While general partners have held the most sway in setting up and structuring funds, limited partners are becoming more empowered and selective about choosing managers, experts say.
With new funds cropping up and a difficult economic environment to deal with, securing good benchmarking and performance data is crucial for limited partners, according to experts. They in turn are pressuring general partners to improve terms and focus on their strategies, according to a panel of private equity experts who discussed the challenges facing limited partners on Tuesday. The panelists included Suresh Krishnamurthy, senior managing director of global services at State Street Corp.; Stephane C. Chevrier, managing partner of Equifin Alternative Investments LLC, a private equity fund in New York; Kareem Hamady, private equity product manager at Bloomberg; and Olivier Dellenbach, founder and CEO of eFront. Jeremy Hocter, product manager Pevara, moderated.
The occasion for the roundtable discussion was the launch by Paris-based software vendor eFront of a benchmarking tool for limited partners of private equity funds. The new Web-based service, known as Pevara, gives limited partners access to analytics, allowing advanced performance monitoring and benchmark analysis of peer data.

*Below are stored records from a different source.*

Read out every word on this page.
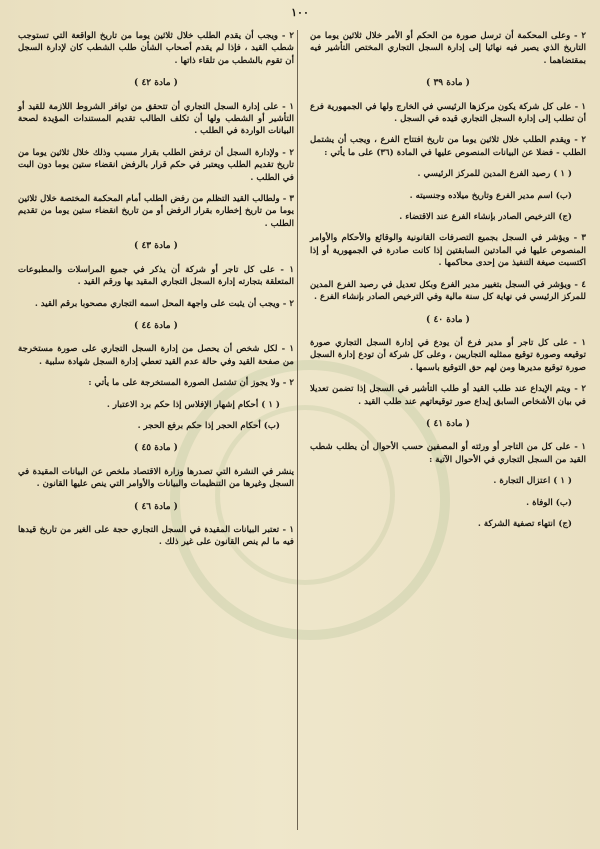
١٠٠

٢ - وعلى المحكمة أن ترسل صورة من الحكم أو الأمر خلال ثلاثين يوما من التاريخ الذي يصير فيه نهائيا إلى إدارة السجل التجاري المختص التأشير فيه بمقتضاهما .

( مادة ٣٩ )

١ - على كل شركة يكون مركزها الرئيسي في الخارج ولها في الجمهورية فرع أن تطلب إلى إدارة السجل التجاري قيده في السجل .

٢ - ويقدم الطلب خلال ثلاثين يوما من تاريخ افتتاح الفرع ، ويجب أن يشتمل الطلب - فضلا عن البيانات المنصوص عليها في المادة (٣٦) على ما يأتي :

( ١ ) رصيد الفرع المدين للمركز الرئيسي .

(ب) اسم مدير الفرع وتاريخ ميلاده وجنسيته .

(ج) الترخيص الصادر بإنشاء الفرع عند الاقتضاء .

٣ - ويؤشر في السجل بجميع التصرفات القانونية والوقائع والأحكام والأوامر المنصوص عليها في المادتين السابقتين إذا كانت صادرة في الجمهورية أو إذا اكتسبت صيغة التنفيذ من إحدى محاكمها .

٤ - ويؤشر في السجل بتغيير مدير الفرع وبكل تعديل في رصيد الفرع المدين للمركز الرئيسي في نهاية كل سنة مالية وفي الترخيص الصادر بإنشاء الفرع .

( مادة ٤٠ )

١ - على كل تاجر أو مدير فرع أن يودع في إدارة السجل التجاري صورة توقيعه وصورة توقيع ممثليه التجاريين ، وعلى كل شركة أن تودع إدارة السجل صورة توقيع مديرها ومن لهم حق التوقيع باسمها .

٢ - ويتم الإيداع عند طلب القيد أو طلب التأشير في السجل إذا تضمن تعديلا في بيان الأشخاص السابق إيداع صور توقيعاتهم عند طلب القيد .

( مادة ٤١ )

١ - على كل من التاجر أو ورثته أو المصفين حسب الأحوال أن يطلب شطب القيد من السجل التجاري في الأحوال الآتية :

( ١ ) اعتزال التجارة .

(ب) الوفاة .

(ج) انتهاء تصفية الشركة .

٢ - ويجب أن يقدم الطلب خلال ثلاثين يوما من تاريخ الواقعة التي تستوجب شطب القيد ، فإذا لم يقدم أصحاب الشأن طلب الشطب كان لإدارة السجل أن تقوم بالشطب من تلقاء ذاتها .

( مادة ٤٢ )

١ - على إدارة السجل التجاري أن تتحقق من توافر الشروط اللازمة للقيد أو التأشير أو الشطب ولها أن تكلف الطالب تقديم المستندات المؤيدة لصحة البيانات الواردة في الطلب .

٢ - ولإدارة السجل أن ترفض الطلب بقرار مسبب وذلك خلال ثلاثين يوما من تاريخ تقديم الطلب ويعتبر في حكم قرار بالرفض انقضاء ستين يوما دون البت في الطلب .

٣ - ولطالب القيد التظلم من رفض الطلب أمام المحكمة المختصة خلال ثلاثين يوما من تاريخ إخطاره بقرار الرفض أو من تاريخ انقضاء ستين يوما من تقديم الطلب .

( مادة ٤٣ )

١ - على كل تاجر أو شركة أن يذكر في جميع المراسلات والمطبوعات المتعلقة بتجارته إدارة السجل التجاري المقيد بها ورقم القيد .

٢ - ويجب أن يثبت على واجهة المحل اسمه التجاري مصحوبا برقم القيد .

( مادة ٤٤ )

١ - لكل شخص أن يحصل من إدارة السجل التجاري على صورة مستخرجة من صفحة القيد وفي حالة عدم القيد تعطي إدارة السجل شهادة سلبية .

٢ - ولا يجوز أن تشتمل الصورة المستخرجة على ما يأتي :

( ١ ) أحكام إشهار الإفلاس إذا حكم برد الاعتبار .

(ب) أحكام الحجر إذا حكم برفع الحجر .

( مادة ٤٥ )

ينشر في النشرة التي تصدرها وزارة الاقتصاد ملخص عن البيانات المقيدة في السجل وغيرها من التنظيمات والبيانات والأوامر التي ينص عليها القانون .

( مادة ٤٦ )

١ - تعتبر البيانات المقيدة في السجل التجاري حجة على الغير من تاريخ قيدها فيه ما لم ينص القانون على غير ذلك .
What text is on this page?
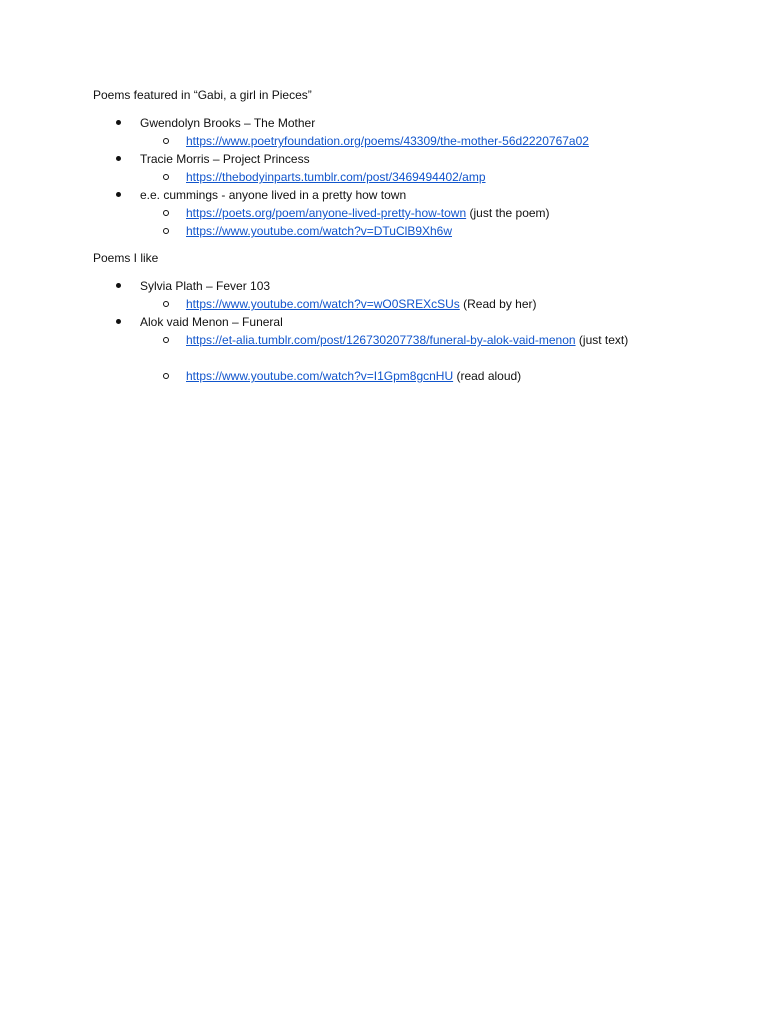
Poems featured in “Gabi, a girl in Pieces”
Gwendolyn Brooks – The Mother
https://www.poetryfoundation.org/poems/43309/the-mother-56d2220767a02
Tracie Morris – Project Princess
https://thebodyinparts.tumblr.com/post/3469494402/amp
e.e. cummings - anyone lived in a pretty how town
https://poets.org/poem/anyone-lived-pretty-how-town (just the poem)
https://www.youtube.com/watch?v=DTuClB9Xh6w
Poems I like
Sylvia Plath – Fever 103
https://www.youtube.com/watch?v=wO0SREXcSUs (Read by her)
Alok vaid Menon – Funeral
https://et-alia.tumblr.com/post/126730207738/funeral-by-alok-vaid-menon (just text)
https://www.youtube.com/watch?v=I1Gpm8gcnHU (read aloud)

According to eFront, it allows the LP community to conduct independent analysis of investment returns, monitor industry performance trends and conduct like-for-like comparisons of investments for consistent, accurate risk reporting and asset allocation monitoring.
The presentation concentrated on benchmark quality and availability of information, best practices for benchmarking private equity performance, as well as due diligence, and evaluating potential fund investments and new managers.
With the right benchmarking tools everyone in private equity benefits, general partners as well as limited partners, Krishnamurthy said.
There is too much reliance by LPs on public benchmarks, such as the S&P 500 Index, which “can fall short” in some respects, he said. Good benchmarks, he said, should be able to provide global reach, as well as provide performance and benchmark capability for an increasing and diverse number of investments.
Hamady agreed, saying there is a need for standardization and transparency across the private equity landscape. “Both GPs and LPs,” he said, “are looking for customizable solutions with robust sets of data points. There are multiple options, but no singe option out there meeting [everyone's] needs.”
Chevrier, speaking as an investor in the market, said the eFront tool and others were important for analyzing data, but that other factors are crucial as well. “A data point is only a record. It’s not the only decision criteria,” said Chevrier, who has done over $400 million deals in the private equity secondary market.
One of the biggest challenges is finding the right investments with the right strategies, the experts said. It can be more complicated in non-US. private equity funds because the data is less complete and providers tend to have a bias toward their own geographic base, Dellenbach said.
One advantage of investing in a portfolio of private equity funds, as opposed to one or two funds, he said, is it reduces volatility and thereby lowers risk.